Furthermore, they show that the covariance matrix for GRFs satisfy the
Suppressor-free condition.
The paper has some nice theoretical
insights, the most interesting of which being that the covariance matrix
of GRFs is suppressor-free. The notion of how suppressors play an adverse
role in subset selection, and how the absence of suppressors enables good
performance guarantees for greedy algorithms has been studied previously,
but it was not known whether there was a general class of covariance
matrices that satisfied this condition. The authors' result that GRFs do
satisfy this condition is quite interesting, both theoretically and
practically.
It was not clear how novel the Sigma-Optimality
criteria is, given that it seems to have been proposed before in an Active
Surveying context. But I liked the fact that the authors analyzed this
optimization problem rigorously, and provide approximation guarantees
using submodularity.
On the other hand, I think the paper could
improve in its writing - there were a few places where it was technically
imprecise (though these do not affect correctness of their analysis)
-I found it annoying that the paper was imprecise in distinguishing
between minimization and maximization versions of the problem, and kept
switching back and forth. The greedy multiplicative performance guarantees
and submodularity of the objective are only for the maximization
objective, whereas the paper seemed to suggest several times that it
worked for the minimization objective (eg. beginning of section 2.3).
-In the first para of page 4, calculating the global optimum is not
intractable because of submodularity, and a greedy-solution is not
"required". -In the last para of page 4, the suppressor-free property
does not "prove" 2.3 (2.3 is just a definition) -The proper citation
for the greedy bound for submodular-maximization is [Nemhauser et al
1978], not Streeter and Golovin.
Regarding the experiments
section, it is very surprising that the Mutual-Information criteria
performs even worse than Random.
Q2: Please
summarize your review in 1-2 sentences
The authors analyze two active-learning criteria for
GRFs and show performance bounds of greedy algorithms using submodularity
of the objectives. They also show that GRFs obey the supressor-free
condition. Overall it is a nice paper, and has useful theoretical
contributions - though it should fix the imprecise notation/sentences
mentioned above.
Q1:Author
rebuttal: Please respond to any concerns raised in the reviews. There are
no constraints on how you want to argue your case, except for the fact
that your text should be limited to a maximum of 6000 characters. Note
however that reviewers and area chairs are very busy and may not read long
vague rebuttals. It is in your own interest to be concise and to the
point.
We thank every reviewer for their thorough
understanding of our paper and very helpful comments.
Reviewers 2
and 4 pointed out a few cases where the manuscript makes technically
imprecise comments with regards to the properties of submodularity (e.g.,
that a greedy approach is "required"); we thank the reviewers for their
careful notes and will edit the paper accordingly. We will emphasize that
the near-optimality we prove is only for the surrogate loss. We will also
replace the Streeter/Golovin citation with the more appropriate Nemhauser,
et al citation.
We will cite the (Garnett et al 2012) paper
earlier and make the link to that paper clearer from the beginning. To
summarize, in that work, what we call Sigma optimality (there was no name
given previously) was used in the specific context of active surveying.

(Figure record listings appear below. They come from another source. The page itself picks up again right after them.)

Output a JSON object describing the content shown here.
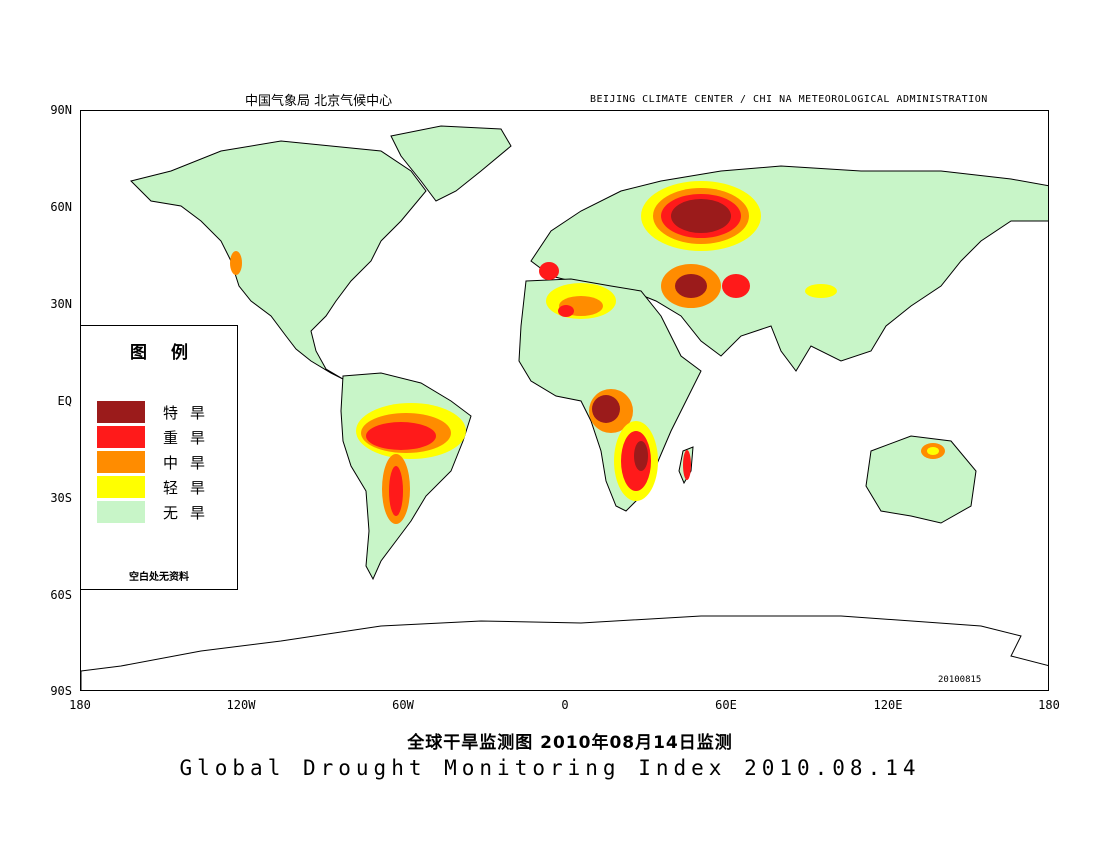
{
  "header": {
    "left": "中国气象局  北京气候中心",
    "right": "BEIJING CLIMATE CENTER / CHI NA METEOROLOGICAL ADMINISTRATION"
  },
  "axes": {
    "y_labels": [
      "90N",
      "60N",
      "30N",
      "EQ",
      "30S",
      "60S",
      "90S"
    ],
    "x_labels": [
      "180",
      "120W",
      "60W",
      "0",
      "60E",
      "120E",
      "180"
    ]
  },
  "legend": {
    "title": "图例",
    "items": [
      {
        "label": "特旱",
        "color": "#9b1b1b"
      },
      {
        "label": "重旱",
        "color": "#ff1a1a"
      },
      {
        "label": "中旱",
        "color": "#ff8c00"
      },
      {
        "label": "轻旱",
        "color": "#ffff00"
      },
      {
        "label": "无旱",
        "color": "#c8f5c8"
      }
    ],
    "note": "空白处无资料"
  },
  "date_stamp": "20100815",
  "title_cn": "全球干旱监测图    2010年08月14日监测",
  "title_en": "Global Drought Monitoring Index  2010.08.14",
  "colors": {
    "land": "#c8f5c8",
    "extreme": "#9b1b1b",
    "severe": "#ff1a1a",
    "moderate": "#ff8c00",
    "light": "#ffff00"
  }
}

This is natural as it directly minimizes the expected survey loss. The
broader application of Sigma optimality we consider was not explored, nor
were any of our theoretical contributions previously given.
For
the empirical studies, considering the computational costs, all methods
require at least one inversion of a submatrix of the graph Laplacian, yet
subsequent inversions in S/V-optimality can use rank-one updates as in
(2.7). The y-axis in Figure 3 is the percentage of correct
classifications.
Our implementation of MIG follows Algorithm 1 of
(Krause, et al 2008), using (writing bar(A) for the complement of A)
H(y|A) = 1/2 log(var(y|A)) + Const = 1/2 log((Laplacian(bar(A))^-1)_{yy})

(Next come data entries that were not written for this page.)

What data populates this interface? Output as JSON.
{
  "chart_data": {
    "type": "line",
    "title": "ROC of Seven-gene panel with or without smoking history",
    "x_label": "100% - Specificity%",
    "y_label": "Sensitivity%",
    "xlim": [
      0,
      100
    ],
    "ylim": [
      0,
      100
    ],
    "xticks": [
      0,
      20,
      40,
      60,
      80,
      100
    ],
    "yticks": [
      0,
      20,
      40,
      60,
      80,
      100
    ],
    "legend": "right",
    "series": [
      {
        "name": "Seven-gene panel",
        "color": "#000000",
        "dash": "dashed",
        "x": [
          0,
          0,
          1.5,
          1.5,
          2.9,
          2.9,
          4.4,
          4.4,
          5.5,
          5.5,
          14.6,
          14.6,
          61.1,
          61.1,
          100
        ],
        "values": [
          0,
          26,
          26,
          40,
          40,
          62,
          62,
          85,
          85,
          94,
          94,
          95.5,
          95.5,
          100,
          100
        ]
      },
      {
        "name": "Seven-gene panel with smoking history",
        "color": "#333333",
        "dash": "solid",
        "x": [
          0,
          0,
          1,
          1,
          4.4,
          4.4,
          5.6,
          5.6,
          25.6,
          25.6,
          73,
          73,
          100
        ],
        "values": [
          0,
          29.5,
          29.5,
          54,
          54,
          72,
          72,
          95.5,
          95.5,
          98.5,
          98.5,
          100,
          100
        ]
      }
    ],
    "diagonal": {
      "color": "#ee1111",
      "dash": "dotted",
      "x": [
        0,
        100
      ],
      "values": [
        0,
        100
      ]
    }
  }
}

+ Const and MIG(y|A) = H(y|A) - H(y|bar(A)). We have verified the
correctness of our MIG results with independently written code (Andreas
Krause's submodular function optimization (SFO) toolbox for MATLAB, with
K=inv(Laplacian+10^-6*I)), which produces identical query sequences as our
implementation. Notice that in most published successful applications of
MIG (e.g., sensor placement), the technique is used with a Gaussian
process defined on a low-dimensional (often 2d) Euclidean space. Such
setups tend to produce sparse covariance matrices (many entries near 0).

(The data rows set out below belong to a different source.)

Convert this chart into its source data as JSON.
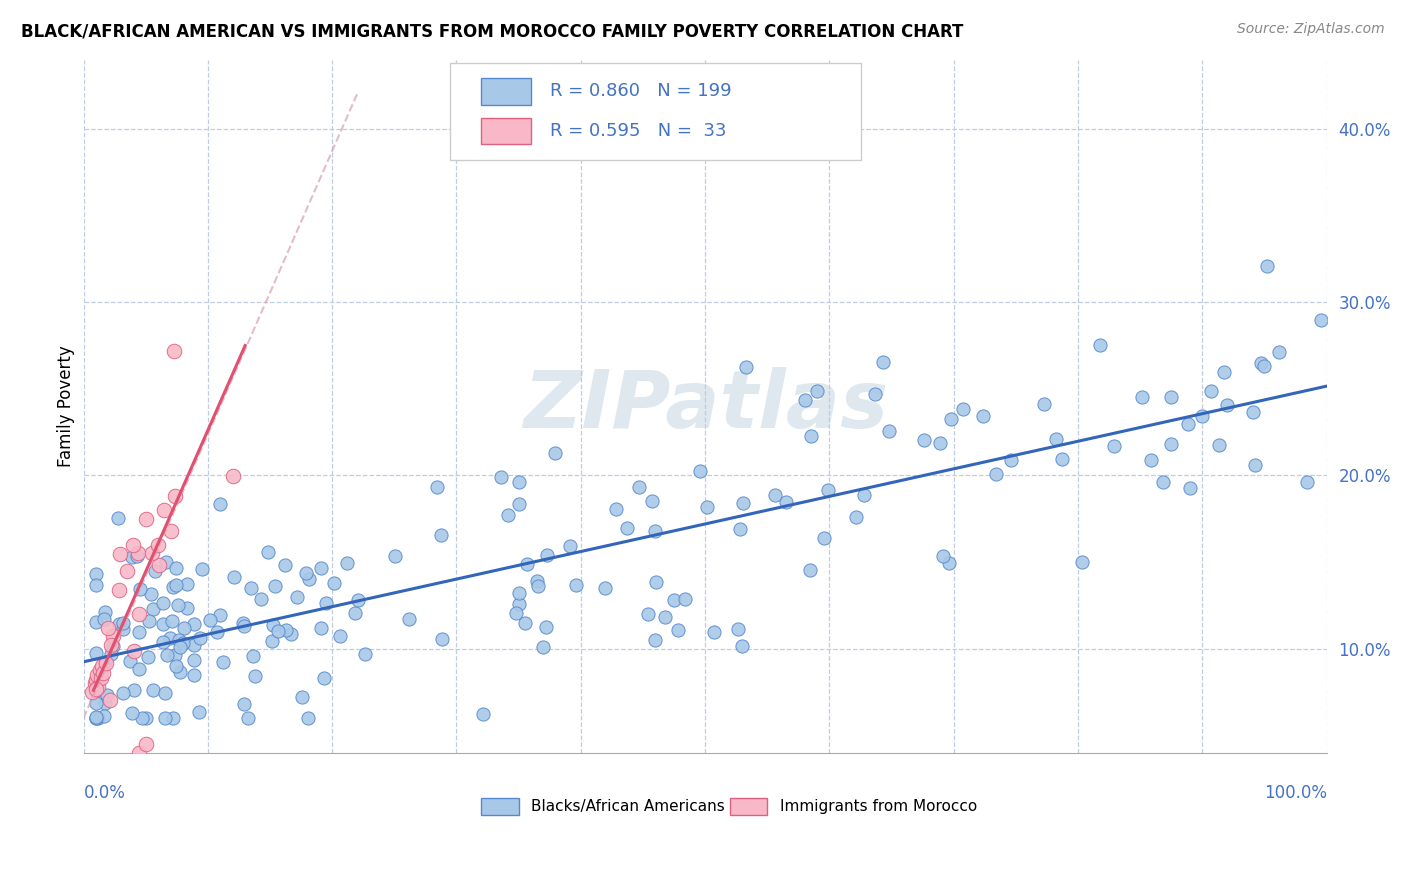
{
  "title": "BLACK/AFRICAN AMERICAN VS IMMIGRANTS FROM MOROCCO FAMILY POVERTY CORRELATION CHART",
  "source": "Source: ZipAtlas.com",
  "ylabel": "Family Poverty",
  "ytick_values": [
    0.1,
    0.2,
    0.3,
    0.4
  ],
  "xlim": [
    0.0,
    1.0
  ],
  "ylim": [
    0.04,
    0.44
  ],
  "blue_R": 0.86,
  "blue_N": 199,
  "pink_R": 0.595,
  "pink_N": 33,
  "blue_dot_color": "#a8c8e8",
  "blue_dot_edge": "#5588cc",
  "pink_dot_color": "#f8b8c8",
  "pink_dot_edge": "#e06080",
  "blue_line_color": "#3366bb",
  "pink_line_color": "#e05070",
  "pink_dash_color": "#d8a0b0",
  "legend_label_blue": "Blacks/African Americans",
  "legend_label_pink": "Immigrants from Morocco",
  "watermark_text": "ZIPatlas",
  "axis_label_color": "#4472c4",
  "title_fontsize": 12,
  "source_fontsize": 10
}
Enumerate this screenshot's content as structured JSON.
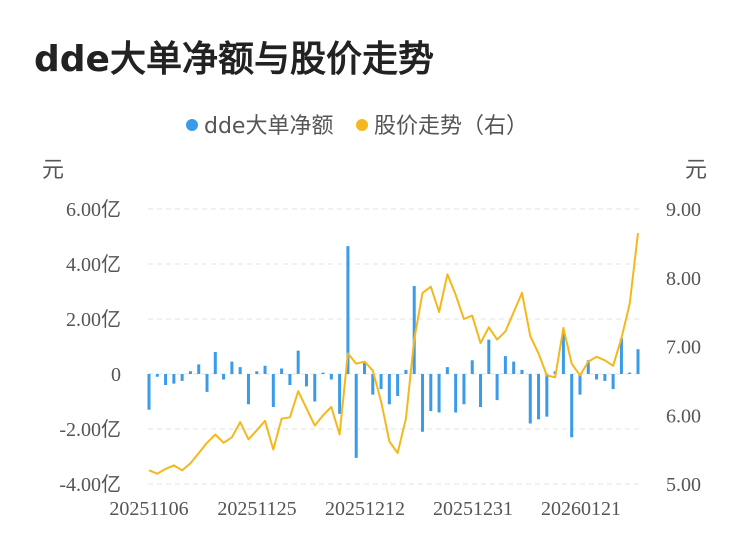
{
  "title": "dde大单净额与股价走势",
  "colors": {
    "bar": "#3a9be8",
    "line": "#f5b81c",
    "grid": "#e3e3e3",
    "text": "#555555",
    "title": "#222222"
  },
  "chart_data": {
    "type": "bar+line",
    "legend": {
      "position": "top-center",
      "items": [
        "dde大单净额",
        "股价走势（右）"
      ]
    },
    "y_left": {
      "unit": "元",
      "ticks": [
        "6.00亿",
        "4.00亿",
        "2.00亿",
        "0",
        "-2.00亿",
        "-4.00亿"
      ],
      "range": [
        -4,
        6
      ]
    },
    "y_right": {
      "unit": "元",
      "ticks": [
        "9.00",
        "8.00",
        "7.00",
        "6.00",
        "5.00"
      ],
      "range": [
        5,
        9
      ]
    },
    "x_tick_labels": [
      "20251106",
      "20251125",
      "20251212",
      "20251231",
      "20260121"
    ],
    "grid": true,
    "series": [
      {
        "name": "dde大单净额",
        "type": "bar",
        "axis": "left",
        "unit": "亿",
        "values": [
          -1.3,
          -0.1,
          -0.4,
          -0.35,
          -0.25,
          0.1,
          0.35,
          -0.65,
          0.8,
          -0.2,
          0.45,
          0.25,
          -1.1,
          0.1,
          0.3,
          -1.2,
          0.2,
          -0.4,
          0.85,
          -0.45,
          -1.0,
          0.05,
          -0.2,
          -1.45,
          4.65,
          -3.05,
          0.4,
          -0.75,
          -0.55,
          -1.1,
          -0.8,
          0.15,
          3.2,
          -2.1,
          -1.35,
          -1.4,
          0.25,
          -1.4,
          -1.1,
          0.5,
          -1.2,
          1.25,
          -0.95,
          0.65,
          0.45,
          0.15,
          -1.8,
          -1.65,
          -1.55,
          0.1,
          1.5,
          -2.3,
          -0.75,
          0.5,
          -0.2,
          -0.25,
          -0.55,
          1.3,
          0.05,
          0.9
        ]
      },
      {
        "name": "股价走势（右）",
        "type": "line",
        "axis": "right",
        "values": [
          5.2,
          5.15,
          5.22,
          5.27,
          5.2,
          5.3,
          5.45,
          5.6,
          5.72,
          5.6,
          5.68,
          5.9,
          5.65,
          5.78,
          5.92,
          5.5,
          5.95,
          5.97,
          6.35,
          6.1,
          5.85,
          6.0,
          6.12,
          5.72,
          6.9,
          6.75,
          6.78,
          6.65,
          6.2,
          5.62,
          5.45,
          5.95,
          7.1,
          7.78,
          7.87,
          7.5,
          8.05,
          7.75,
          7.4,
          7.45,
          7.05,
          7.28,
          7.1,
          7.22,
          7.5,
          7.78,
          7.15,
          6.9,
          6.58,
          6.55,
          7.27,
          6.75,
          6.58,
          6.78,
          6.85,
          6.8,
          6.72,
          7.12,
          7.62,
          8.65
        ]
      }
    ]
  }
}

In the graph setting, we have a sparse precision matrix, but a dense
covariance and typically many more outliers than in these Euclidean
examples. Visual inspection of the nodes picked by MIG for our graphs
shows that MIG tends to select the central nodes of small and
almost-disjoint subgraphs. These nodes both have a very high variance
conditioned on the queried nodes and a rather small variance conditioned
on the not-yet-queried nodes. What is worse, when these subgraph centers
are queried, they neither change our global predictions much nor are they
likely to significantly lower the conditional variance of other similar
subgraph centers.
The uncertainty sampling results were not too
surprising, because uncertainty sampling chooses query nodes close to the
decision boundary (which is very large in our graph setting) without
regard to the effect of these queries on future predictions. There are
typically very many uncertain nodes lying on the periphery of a graph
that, after querying, simply do not improve the classifier much. We will
add more discussion about the different failure modes for every method we
compared against in our experiments.
The limitation of our
approach has been briefly explored in our preliminary experiments. Tuning
\beta and \delta in the simulations does not change the pattern that Sigma
optimality outperforms V optimality (and both outperform random), but only
the exact quantitative differences, as the model becomes too hard/easy to
learn. Our limitation mainly comes from the basic assumption that the
graph forms clusters and that every cluster is mostly one class; we
conjecture that our model works best on scale-free graphs. Our preliminary
experiments trying to apply Sigma-optimality to Euclidean spaces (based on
the Gaussian process and using both the plain sum and the absolute sum of
the predictive covariance matrix) did not produce stable results.
| |